A sollevare la questione sono Cittadinanza attiva e Tribunale per i diritti del malato che lanciano  un appello ai responsabili locali e ai vertici dell’Asp di Siracusa

Liste d’attesa ancora più lunghe dopo lo stop alle visite imposto dalla pandemia del coronavirus e servizi che non funzionano come dovrebbero dopo la ripartenza e per i malati “sopravvissuti” al Covid 19. A sollevare la questione dell’ospedale Muscatello sono Cittadinanza attiva e Tribunale per i diritti del malato che riferiscono di aver ricevuto molte lamentele e forti proteste  delle persone che vivono situazioni di patologia cronica, che hanno necessità di sottoporsi ai vari screening sanitari e che richiedono prestazioni sanitarie.

“Tornare alla vita normale dopo questa grave pandemia che ci ha colpito è cosa alquanto ardua perché problemi sanitari resistenti e non solo sono stati acutizzati e centuplicati. Sosteniamo le richieste della gente del luogo e dei comuni vicini, che già prima della pandemia ci informavano  delle pesanti carenze per le lunghe liste di attesa e quant’altro”, dicono Giuseppe Tringali e Alessandro Pinacchi, rispettivamente presidente del Tdm di Augusta e coordinatore di cittadinanza attiva che fanno appello ai responsabili locali e ai vertici dell’Asp di Siracusa perché si superi al più presto possibile questa grave situazione dovuta anche alla carenza di personale “per dare gli utenti risposte rapide coerenti e soddisfacenti e fornire, quindi, i dovuti servizi sanitari richiesti per concedere ai cittadini, sopravvissuti al covid di non cessare il loro percorso di vita a causa di una delle tante altre patologie” 

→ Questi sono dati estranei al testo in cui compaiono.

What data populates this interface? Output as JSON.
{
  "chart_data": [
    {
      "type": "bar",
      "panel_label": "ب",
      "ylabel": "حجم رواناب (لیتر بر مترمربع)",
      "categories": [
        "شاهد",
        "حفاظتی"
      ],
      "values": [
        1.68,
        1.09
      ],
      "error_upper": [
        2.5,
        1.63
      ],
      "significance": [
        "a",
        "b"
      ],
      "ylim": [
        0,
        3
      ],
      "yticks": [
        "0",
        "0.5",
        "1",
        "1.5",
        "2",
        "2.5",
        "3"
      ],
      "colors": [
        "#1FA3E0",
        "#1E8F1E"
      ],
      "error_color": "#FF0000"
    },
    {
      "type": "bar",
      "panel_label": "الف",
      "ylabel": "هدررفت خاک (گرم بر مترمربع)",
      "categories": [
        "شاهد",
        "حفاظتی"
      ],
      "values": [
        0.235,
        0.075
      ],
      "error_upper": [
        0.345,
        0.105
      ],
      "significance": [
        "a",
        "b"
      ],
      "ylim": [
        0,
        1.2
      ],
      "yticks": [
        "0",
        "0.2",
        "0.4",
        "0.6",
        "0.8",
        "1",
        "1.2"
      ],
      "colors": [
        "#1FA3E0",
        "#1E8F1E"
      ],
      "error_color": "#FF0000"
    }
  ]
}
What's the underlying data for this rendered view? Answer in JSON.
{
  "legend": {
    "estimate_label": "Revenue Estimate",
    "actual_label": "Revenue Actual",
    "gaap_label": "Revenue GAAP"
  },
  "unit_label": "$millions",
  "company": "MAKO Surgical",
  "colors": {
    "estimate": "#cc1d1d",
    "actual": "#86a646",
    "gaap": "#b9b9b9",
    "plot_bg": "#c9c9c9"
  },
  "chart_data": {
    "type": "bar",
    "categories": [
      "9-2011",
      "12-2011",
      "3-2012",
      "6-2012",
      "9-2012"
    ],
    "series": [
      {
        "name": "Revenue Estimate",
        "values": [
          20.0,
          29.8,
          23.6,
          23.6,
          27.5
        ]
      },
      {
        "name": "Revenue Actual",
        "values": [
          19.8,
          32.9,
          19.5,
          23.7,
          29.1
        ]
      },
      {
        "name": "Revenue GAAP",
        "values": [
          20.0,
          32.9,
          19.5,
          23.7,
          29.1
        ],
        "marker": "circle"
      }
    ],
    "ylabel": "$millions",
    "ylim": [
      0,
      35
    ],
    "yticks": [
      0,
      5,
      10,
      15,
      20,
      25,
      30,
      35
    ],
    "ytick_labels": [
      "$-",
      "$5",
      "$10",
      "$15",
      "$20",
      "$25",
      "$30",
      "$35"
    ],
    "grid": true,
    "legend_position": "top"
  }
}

Intanto dalla scorsa settimana al nosocomio cittadino, dopo oltre quasi tre mesi, sono stati ripristinati i reparti di Chirurgia e Medicina utilizzati come covid center, ma con posti letto ridotti rispettivamente a 6 da 14 e 13 da 18 e l’Oncologia che funziona sempre come ambulatorio si trova ancora ospitato temporaneamente nei locali dell’ala nuova e non è ancora ritornato al vecchio plesso. Inoltre solo da qualche giorno è stato riaperto un solo sportello del Cup per le prenotazioni delle prestazioni sanitarie, che prima avveniva solo telefonicamente ad un unico numero, molto spesso quasi impossibile da contattare perché sempre occupato per le tante richieste.